Resident Evil 7 on Xbox Series X loads in 13 seconds, compared to 24 seconds when installed to an external mechanical hard drive. And a saved game load takes 10 seconds, or 34 seconds from the hard drive.
These times are so much closer to those of the Xbox’s own ultra-fast SSD than the creaky old hard drive that playing them from the SureFire GX3 Gaming SSD feels more-or-less the same. It is, in part, because the rhythm of these older games’ transitions and load screens is based around use on a hard drive.
Of course, if you are a truly demanding PC gamer rather than a console fan, you may not be satisfied with SATA speed. You could buy a faster Samsung T7 instead, or get a mid-range NVMe SSD like the WD Blue SN550 1TB and a separate enclosure, and still end up paying less.
However, at that stage that’s like saying buying a pre-built PC is silly. Many Xbox and PS5 owners just want to be able to plug a drive in, have it work well, and as expected. That’s the part the SureFire GX3 Gaming SSD nails. We just wish it had a switch to turn off those RGB lights.
Buy the SureFire GX3 Gaming SSD if…
You want a less boring external SSD
The SureFire GX3 Gaming SSD is less dull-looking than other 2.5in external SSD drives.
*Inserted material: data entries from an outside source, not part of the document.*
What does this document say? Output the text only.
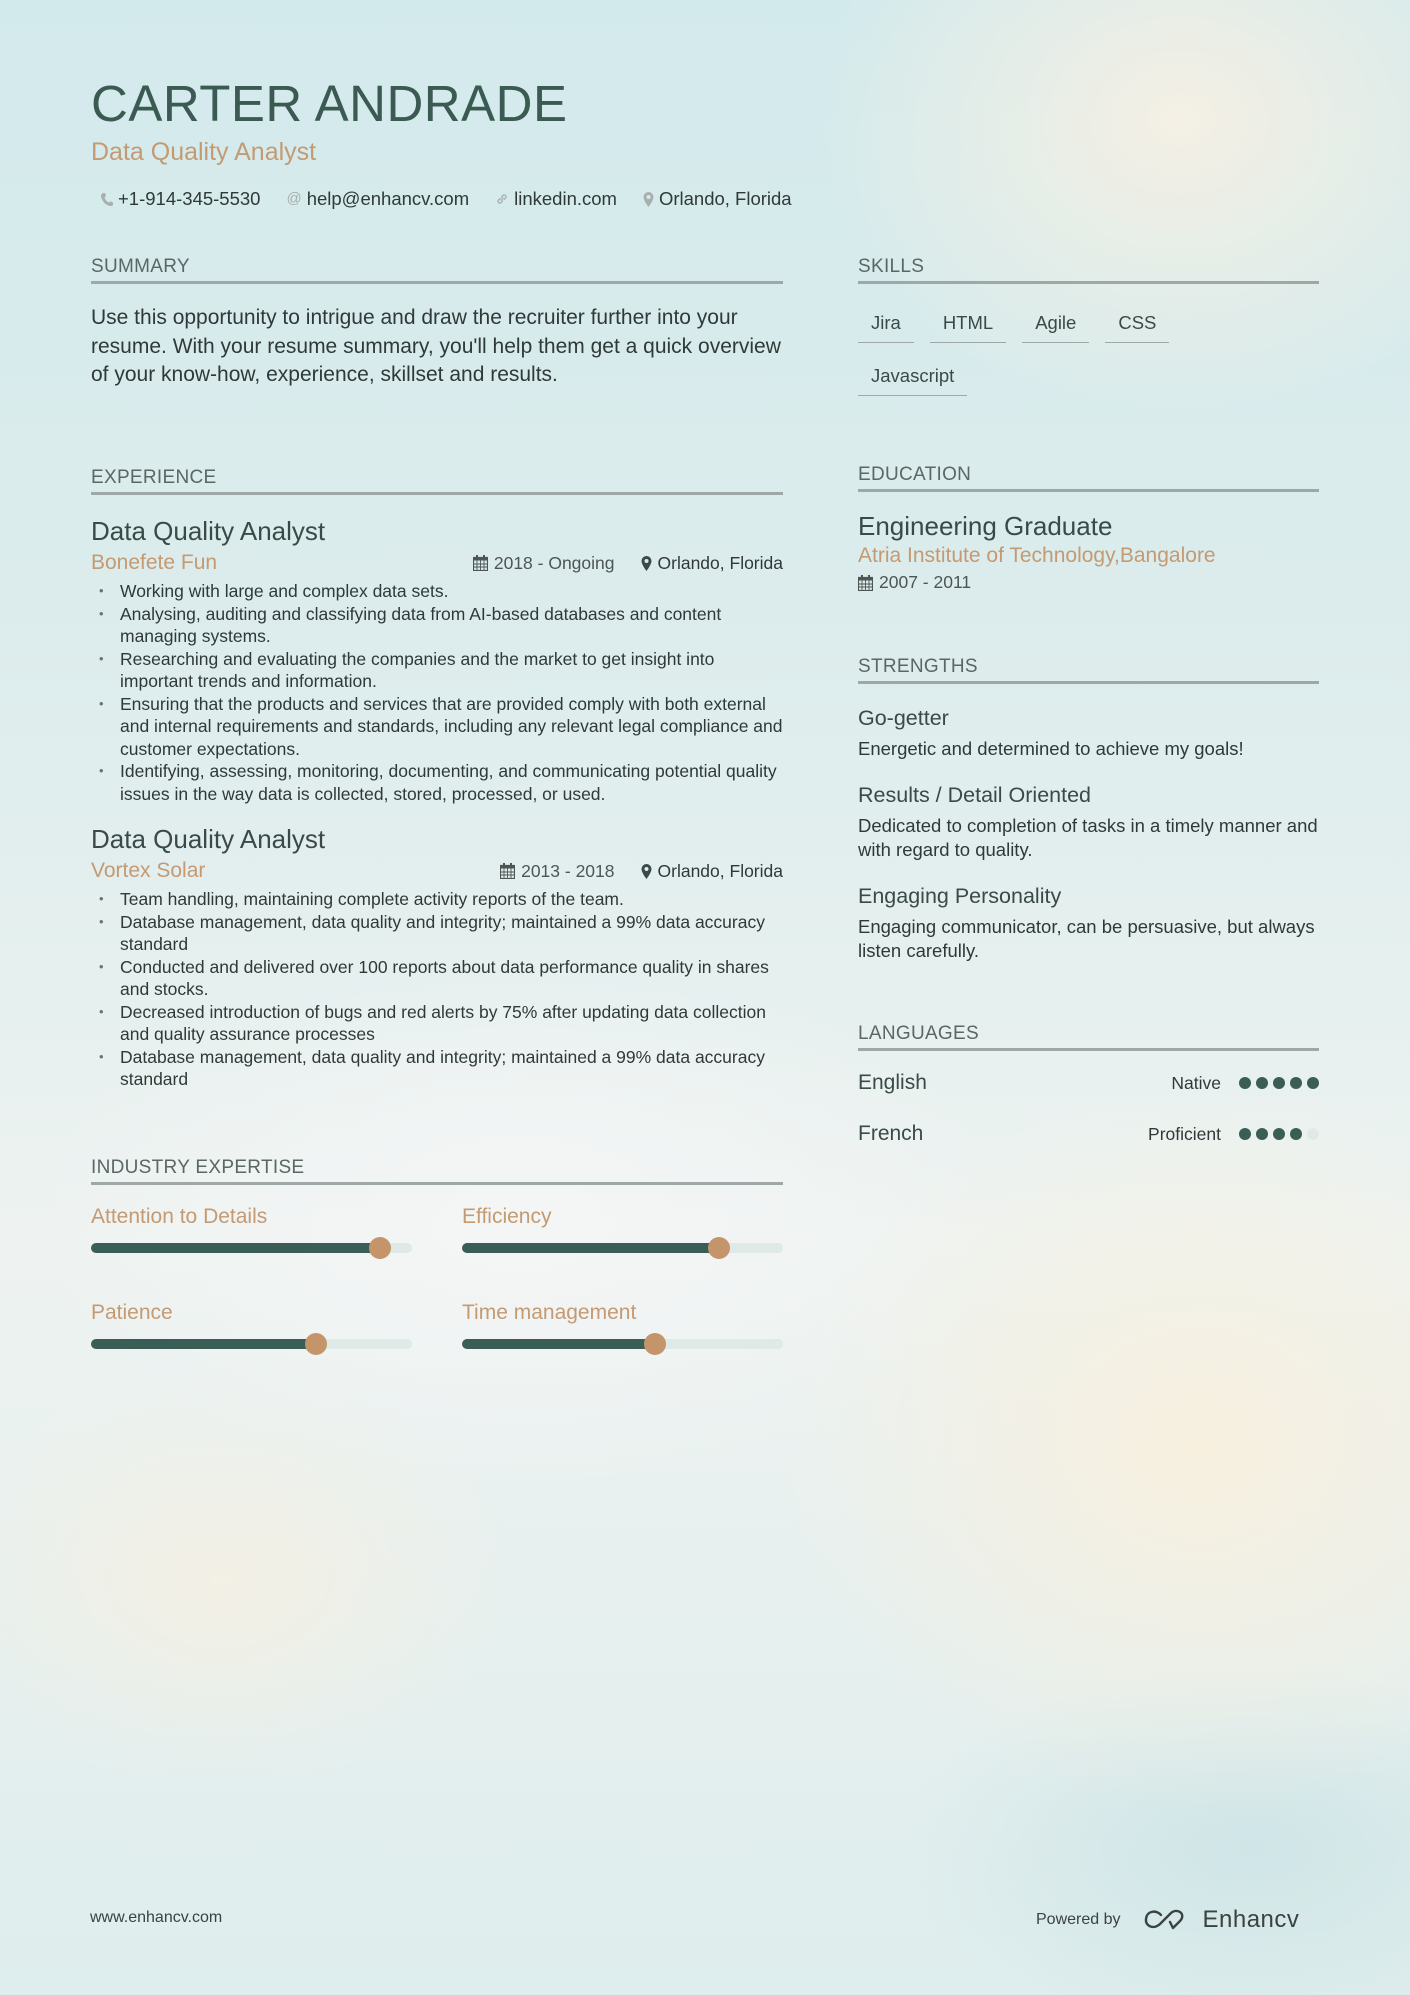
CARTER ANDRADE
Data Quality Analyst
+1-914-345-5530 @ help@enhancv.com linkedin.com Orlando, Florida
SUMMARY
Use this opportunity to intrigue and draw the recruiter further into your resume. With your resume summary, you'll help them get a quick overview of your know-how, experience, skillset and results.
EXPERIENCE
Data Quality Analyst
Bonefete Fun	2018 - Ongoing Orlando, Florida
• Working with large and complex data sets.
• Analysing, auditing and classifying data from AI-based databases and content managing systems.
• Researching and evaluating the companies and the market to get insight into important trends and information.
• Ensuring that the products and services that are provided comply with both external and internal requirements and standards, including any relevant legal compliance and customer expectations.
• Identifying, assessing, monitoring, documenting, and communicating potential quality issues in the way data is collected, stored, processed, or used.
Data Quality Analyst
Vortex Solar	2013 - 2018 Orlando, Florida
• Team handling, maintaining complete activity reports of the team.
• Database management, data quality and integrity; maintained a 99% data accuracy standard
• Conducted and delivered over 100 reports about data performance quality in shares and stocks.
• Decreased introduction of bugs and red alerts by 75% after updating data collection and quality assurance processes
• Database management, data quality and integrity; maintained a 99% data accuracy standard
INDUSTRY EXPERTISE
Attention to Details	Efficiency
Patience	Time management
SKILLS
Jira	HTML	Agile	CSS
Javascript
EDUCATION
Engineering Graduate
Atria Institute of Technology,Bangalore
2007 - 2011
STRENGTHS
Go-getter
Energetic and determined to achieve my goals!
Results / Detail Oriented
Dedicated to completion of tasks in a timely manner and with regard to quality.
Engaging Personality
Engaging communicator, can be persuasive, but always listen carefully.
LANGUAGES
English	Native
French	Proficient
www.enhancv.com	Powered by	Enhancv
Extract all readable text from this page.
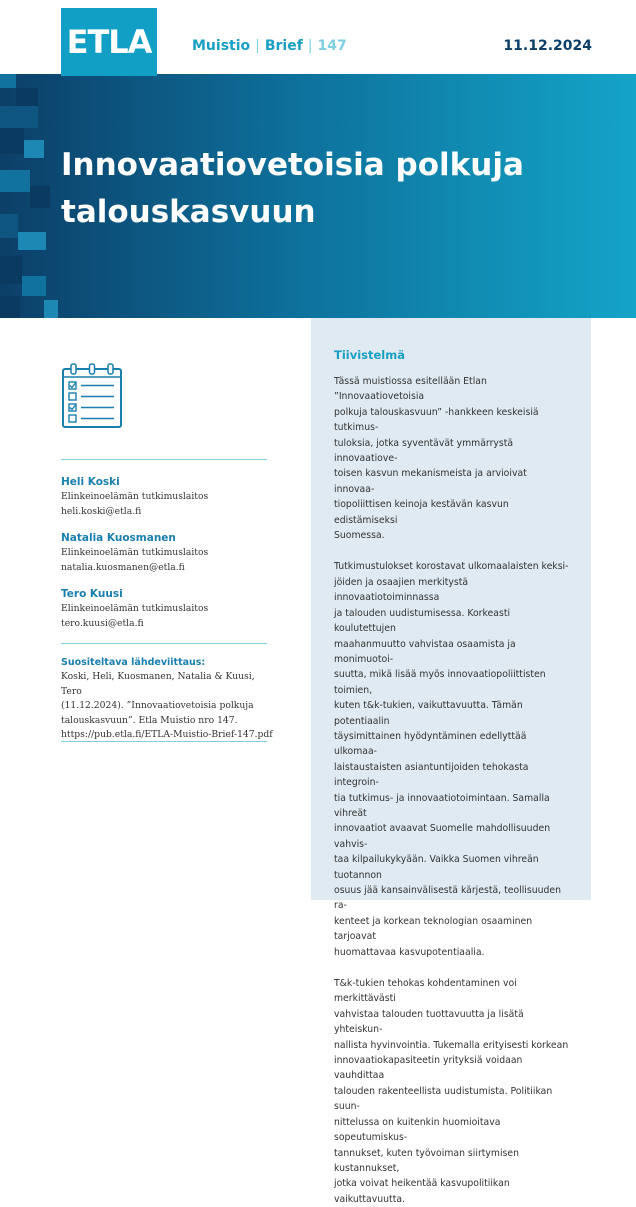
ETLA	Muistio | Brief | 147	11.12.2024
Innovaatiovetoisia polkuja
talouskasvuun
Heli Koski
Elinkeinoelämän tutkimuslaitos
heli.koski@etla.fi
Natalia Kuosmanen
Elinkeinoelämän tutkimuslaitos
natalia.kuosmanen@etla.fi
Tero Kuusi
Elinkeinoelämän tutkimuslaitos
tero.kuusi@etla.fi
Suositeltava lähdeviittaus:
Koski, Heli, Kuosmanen, Natalia & Kuusi, Tero
(11.12.2024). ”Innovaatiovetoisia polkuja
talouskasvuun”. Etla Muistio nro 147.
https://pub.etla.fi/ETLA-Muistio-Brief-147.pdf
Tiivistelmä

Tässä muistiossa esitellään Etlan ”Innovaatiovetoisia
polkuja talouskasvuun” -hankkeen keskeisiä tutkimus-
tuloksia, jotka syventävät ymmärrystä innovaatiove-
toisen kasvun mekanismeista ja arvioivat innovaa-
tiopoliittisen keinoja kestävän kasvun edistämiseksi
Suomessa.

Tutkimustulokset korostavat ulkomaalaisten keksi-
jöiden ja osaajien merkitystä innovaatiotoiminnassa
ja talouden uudistumisessa. Korkeasti koulutettujen
maahanmuutto vahvistaa osaamista ja monimuotoi-
suutta, mikä lisää myös innovaatiopoliittisten toimien,
kuten t&k-tukien, vaikuttavuutta. Tämän potentiaalin
täysimittainen hyödyntäminen edellyttää ulkomaa-
laistaustaisten asiantuntijoiden tehokasta integroin-
tia tutkimus- ja innovaatiotoimintaan. Samalla vihreät
innovaatiot avaavat Suomelle mahdollisuuden vahvis-
taa kilpailukykyään. Vaikka Suomen vihreän tuotannon
osuus jää kansainvälisestä kärjestä, teollisuuden ra-
kenteet ja korkean teknologian osaaminen tarjoavat
huomattavaa kasvupotentiaalia.

T&k-tukien tehokas kohdentaminen voi merkittävästi
vahvistaa talouden tuottavuutta ja lisätä yhteiskun-
nallista hyvinvointia. Tukemalla erityisesti korkean
innovaatiokapasiteetin yrityksiä voidaan vauhdittaa
talouden rakenteellista uudistumista. Politiikan suun-
nittelussa on kuitenkin huomioitava sopeutumiskus-
tannukset, kuten työvoiman siirtymisen kustannukset,
jotka voivat heikentää kasvupolitiikan vaikuttavuutta.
It has a mild spangly plastic finish and a trio of light-up chevrons that glow in primary colors as you play. May be a bit much for a subdued console setup but a great fit for those with a Philips Ambilight TV or an RGB festooned gaming PC.
You’re after a no-nonsense drive for console game install archiving
While the SureFire GX3 Gaming SSD’s peak read and write speeds won’t blow your mind, there’s an admirable consistency to its transfer rates that comes into play with archiving those massive game installs. It ends up outpacing some “faster” NVMe SSDs, and those progress bars fill up with at a reassuringly constant rate.
You’l use it to play last-gen games on your current-gen console
Judging by our testing with several games on Xbox Series X, game load speeds are fairly similar to those seen when games are stored on the console’s own SSD. You may have to wait a second or two here or there, but these minor delays are nothing like the drawn-out pauses seen when using a mechanical hard drive.
Don’t buy the SureFire GX3 Gaming SSD if…
You’re not down for a light show
We’re not fans of the SureFire GX3 Gaming SSD’s use of flashing RGB lighting when writing to disk. It’s going to be too distracting in some situations and, unlike most other forms of gaming LEDs, there’s no way to turn them off or dim the brightness.
You want a match for an ultra-fast performance PC
This would not be out first choice for those with a high-end gaming PC. While the SureFire GX3 Gaming SSD will do just fine paired with such a machine, that you can get a faster NVMe solution for less money, particularly if your have room for another internal drive, should make you pause.
You’re an unrepentant techy bargain hunter
The SureFire GX3 Gaming SSD is arguably a bit expensive for a 1TB SATA SSD at its original pricing. We’d suggest shopping around to try to find it below its original price, although as our testing shows its real-world performance may beat a drive that looks faster on paper.